Un an plus tard, le dossier change de main et de méthode. Le 10 janvier 2026, la Sonamines a lancé un appel international à manifestation d’intérêt (AMI) afin de présélectionner de nouveaux partenaires technico-financiers pour « développer et mettre en exploitation » ce gisement polymétallique (cobalt-nickel-manganèse).
Une relance encadrée, avec des critères financiers élevés
L’AMI vise des entreprises (ou groupements) disposant d’une expérience solide : la Sonamines exige notamment au moins 15 années de pratique avérée dans le secteur minier, ainsi qu’une capacité financière compatible avec des projets lourds et rapides à déployer. Elle demande également des références d’exploitation sur le continent africain et un niveau de performance économique significatif dans le secteur.
Selon les éléments repris dans la presse économique, les candidats ont jusqu’au 31 mars 2026 pour déposer leurs dossiers. L’ambition affichée est claire : rompre avec les montages fragiles du passé et aligner le projet sur des standards internationaux, tant sur le plan industriel qu’environnemental (mise à jour de l’étude de faisabilité, EIES, plan de réhabilitation, financement, etc.).
Un gisement « batteries » qui remet le Cameroun dans la course
Si Nkamouna-Lomié attire, c’est d’abord pour sa place potentielle dans la chaîne de valeur des métaux critiques. Le cobalt et le nickel restent des composants majeurs de nombreuses chimies de batteries, tandis que le manganèse gagne du terrain dans les stratégies d’approvisionnement, notamment pour diversifier les sources et réduire certains coûts.
Sur le papier, le potentiel est conséquent : le site est crédité d’environ 121 millions de tonnes de ressources (mesurées et indiquées) avec des teneurs moyennes autour de 0,23 % de cobalt, 0,65 % de nickel et 1,35 % de manganèse. Un rapport technique de référence (format NI 43-101) publié au début des années 2010 confirme un ordre de grandeur comparable pour les tonnages et les teneurs, selon les catégories de ressources.

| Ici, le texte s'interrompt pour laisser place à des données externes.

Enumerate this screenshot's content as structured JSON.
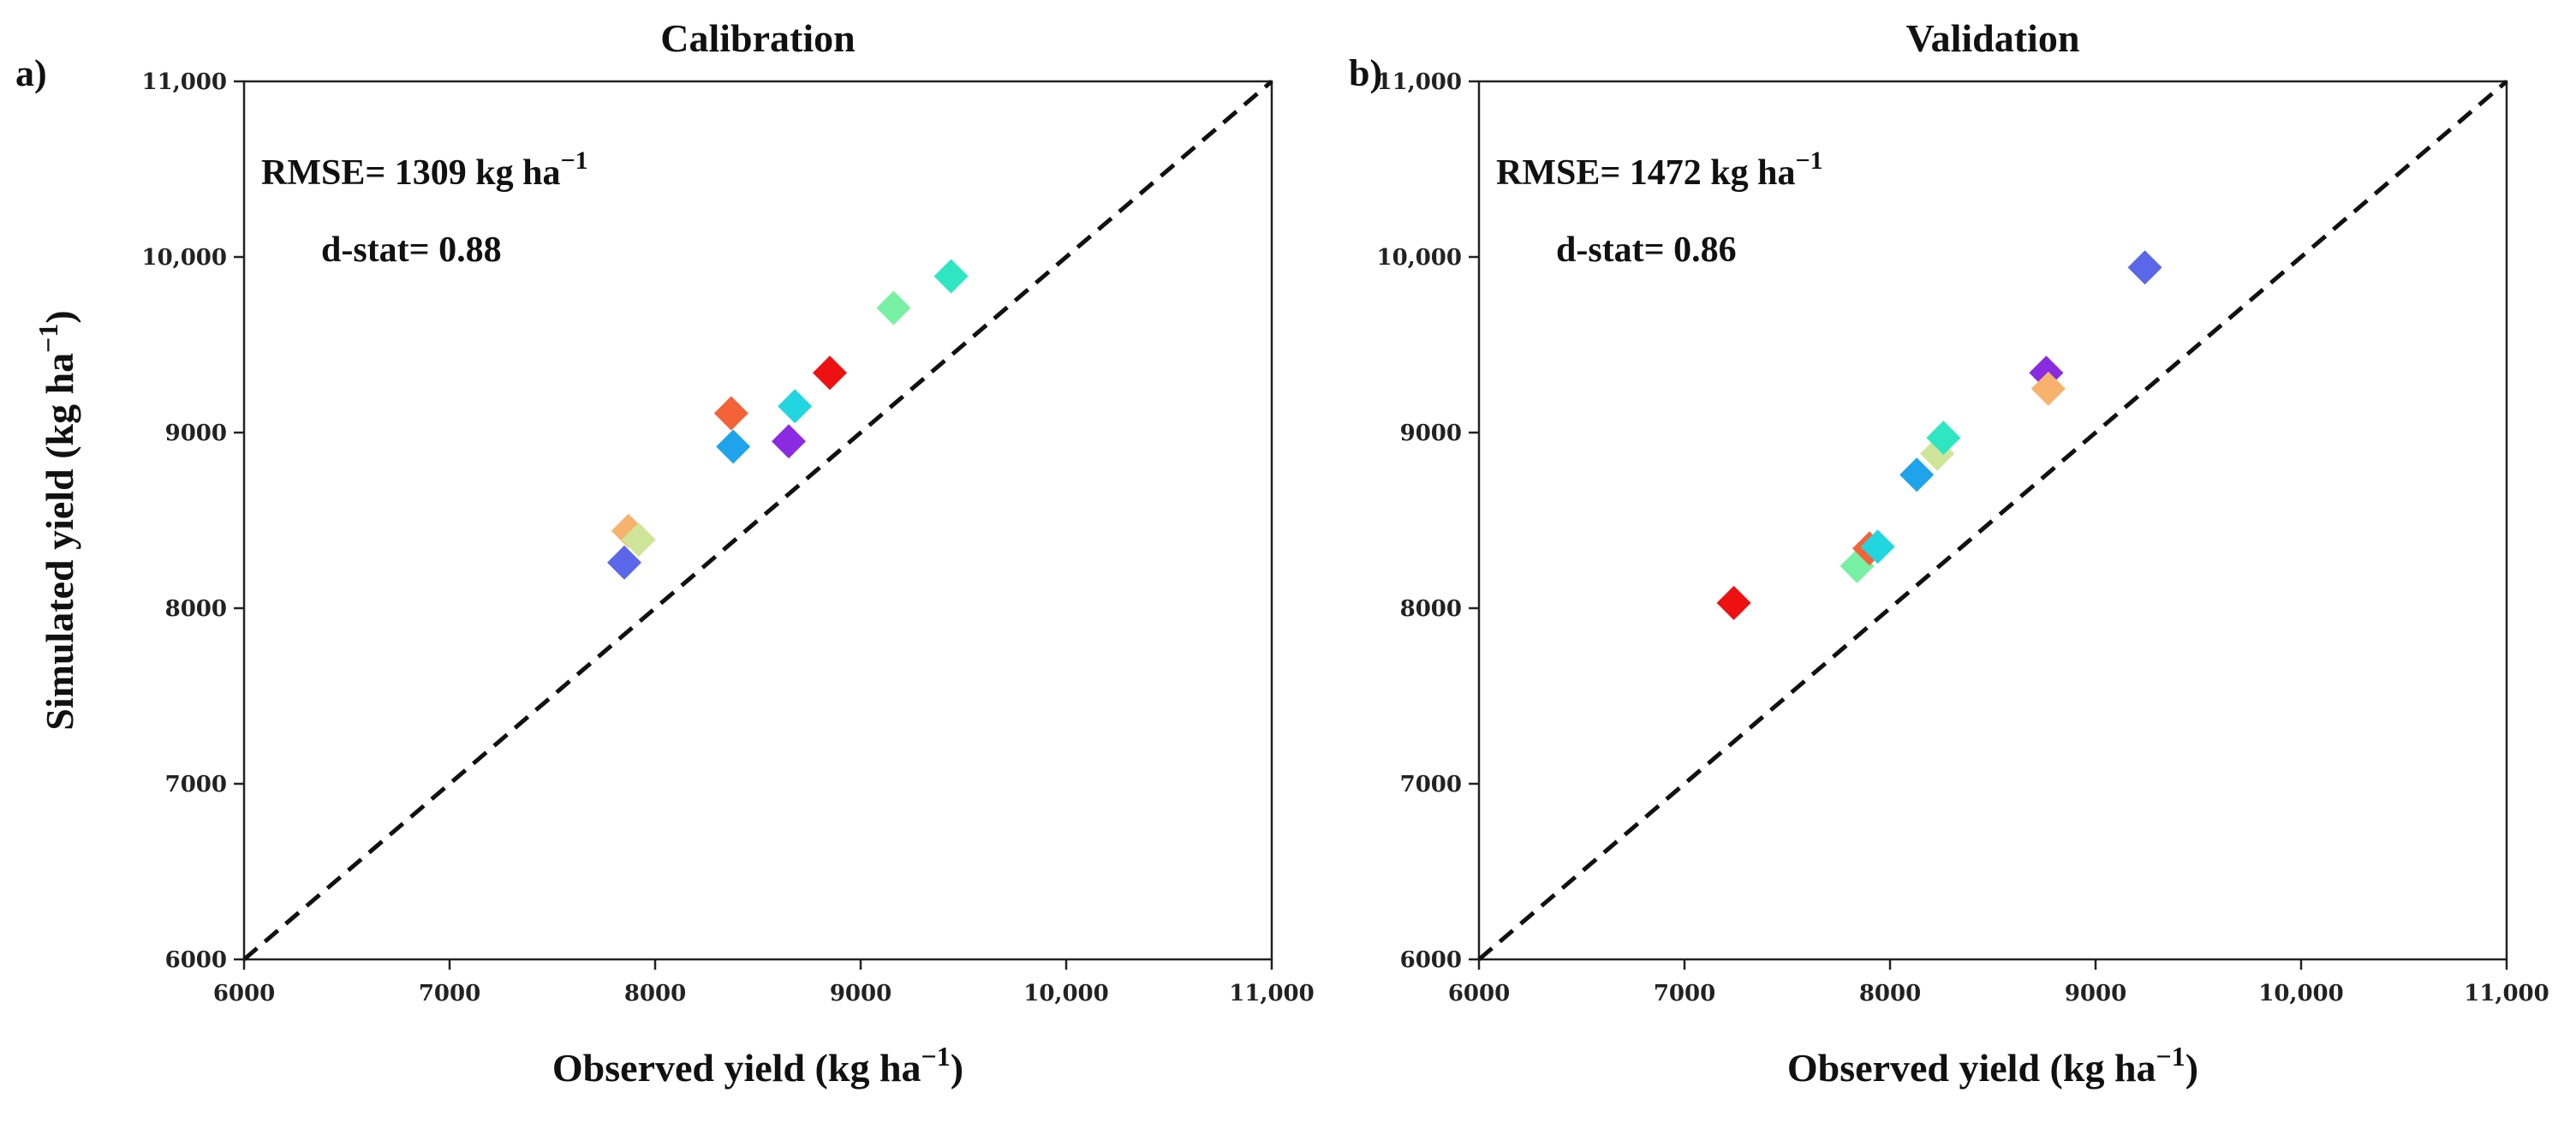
{
  "chart_data": [
    {
      "panel_label": "a)",
      "type": "scatter",
      "title": "Calibration",
      "xlabel": "Observed yield (kg ha",
      "ylabel": "Simulated yield (kg ha",
      "unit_exponent": "−1",
      "xlim": [
        6000,
        11000
      ],
      "ylim": [
        6000,
        11000
      ],
      "xticks": [
        "6000",
        "7000",
        "8000",
        "9000",
        "10,000",
        "11,000"
      ],
      "yticks": [
        "6000",
        "7000",
        "8000",
        "9000",
        "10,000",
        "11,000"
      ],
      "reference_line": "1:1",
      "rmse_label": "RMSE= 1309 kg ha",
      "dstat_label": "d-stat= 0.88",
      "points": [
        {
          "x": 7850,
          "y": 8260,
          "color": "#5a67e8"
        },
        {
          "x": 7870,
          "y": 8440,
          "color": "#f7b26e"
        },
        {
          "x": 7920,
          "y": 8390,
          "color": "#cfe59a"
        },
        {
          "x": 8370,
          "y": 9110,
          "color": "#f46238"
        },
        {
          "x": 8380,
          "y": 8920,
          "color": "#1fa3ea"
        },
        {
          "x": 8650,
          "y": 8950,
          "color": "#8a2be2"
        },
        {
          "x": 8680,
          "y": 9150,
          "color": "#22d6e0"
        },
        {
          "x": 8850,
          "y": 9340,
          "color": "#ee1111"
        },
        {
          "x": 9160,
          "y": 9710,
          "color": "#78f0a4"
        },
        {
          "x": 9440,
          "y": 9890,
          "color": "#2ee6c2"
        }
      ]
    },
    {
      "panel_label": "b)",
      "type": "scatter",
      "title": "Validation",
      "xlabel": "Observed yield (kg ha",
      "ylabel": "",
      "unit_exponent": "−1",
      "xlim": [
        6000,
        11000
      ],
      "ylim": [
        6000,
        11000
      ],
      "xticks": [
        "6000",
        "7000",
        "8000",
        "9000",
        "10,000",
        "11,000"
      ],
      "yticks": [
        "6000",
        "7000",
        "8000",
        "9000",
        "10,000",
        "11,000"
      ],
      "reference_line": "1:1",
      "rmse_label": "RMSE= 1472 kg ha",
      "dstat_label": "d-stat= 0.86",
      "points": [
        {
          "x": 7240,
          "y": 8030,
          "color": "#ee1111"
        },
        {
          "x": 7840,
          "y": 8240,
          "color": "#78f0a4"
        },
        {
          "x": 7900,
          "y": 8340,
          "color": "#f46238"
        },
        {
          "x": 7940,
          "y": 8350,
          "color": "#22d6e0"
        },
        {
          "x": 8130,
          "y": 8760,
          "color": "#1fa3ea"
        },
        {
          "x": 8230,
          "y": 8880,
          "color": "#cfe59a"
        },
        {
          "x": 8260,
          "y": 8970,
          "color": "#2ee6c2"
        },
        {
          "x": 8760,
          "y": 9340,
          "color": "#8a2be2"
        },
        {
          "x": 8770,
          "y": 9250,
          "color": "#f7b26e"
        },
        {
          "x": 9240,
          "y": 9940,
          "color": "#5a67e8"
        }
      ]
    }
  ]
}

Le vrai défi : infrastructures, financement, crédibilité
Reste le point dur : l’exécution. Historiquement, Nkamouna-Lomié souffre d’une équation coûteuse (infrastructures, logistique, traitement de minerais latéritiques) et d’un cycle de financement difficile. Les dernières estimations « de référence » au début des années 2010 situaient l’investissement initial autour de 615–617 millions de dollars, soit environ 300 milliards FCFA à l’époque.
Côté retombées, plusieurs sources liées au projet évoquent un potentiel d’environ 800 emplois directs et 400 emplois indirects à terme. Un argument social régulièrement mis en avant pour une zone à forts besoins de développement.
Dans les prochains mois, la crédibilité de cette relance se jouera donc sur la capacité de la Sonamines à sélectionner un partenaire à la fois capitalisé et techniquement éprouvé, mais aussi sur la capacité de l’État à sécuriser un cadre stable (permis, fiscalité, exigences environnementales, acceptabilité locale). Avec la date-butoir du 31 mars 2026, Yaoundé envoie un signal : Nkamouna-Lomié n’est plus un projet dormant, mais un test grandeur nature de la nouvelle doctrine camerounaise de pilotage des ressources stratégiques.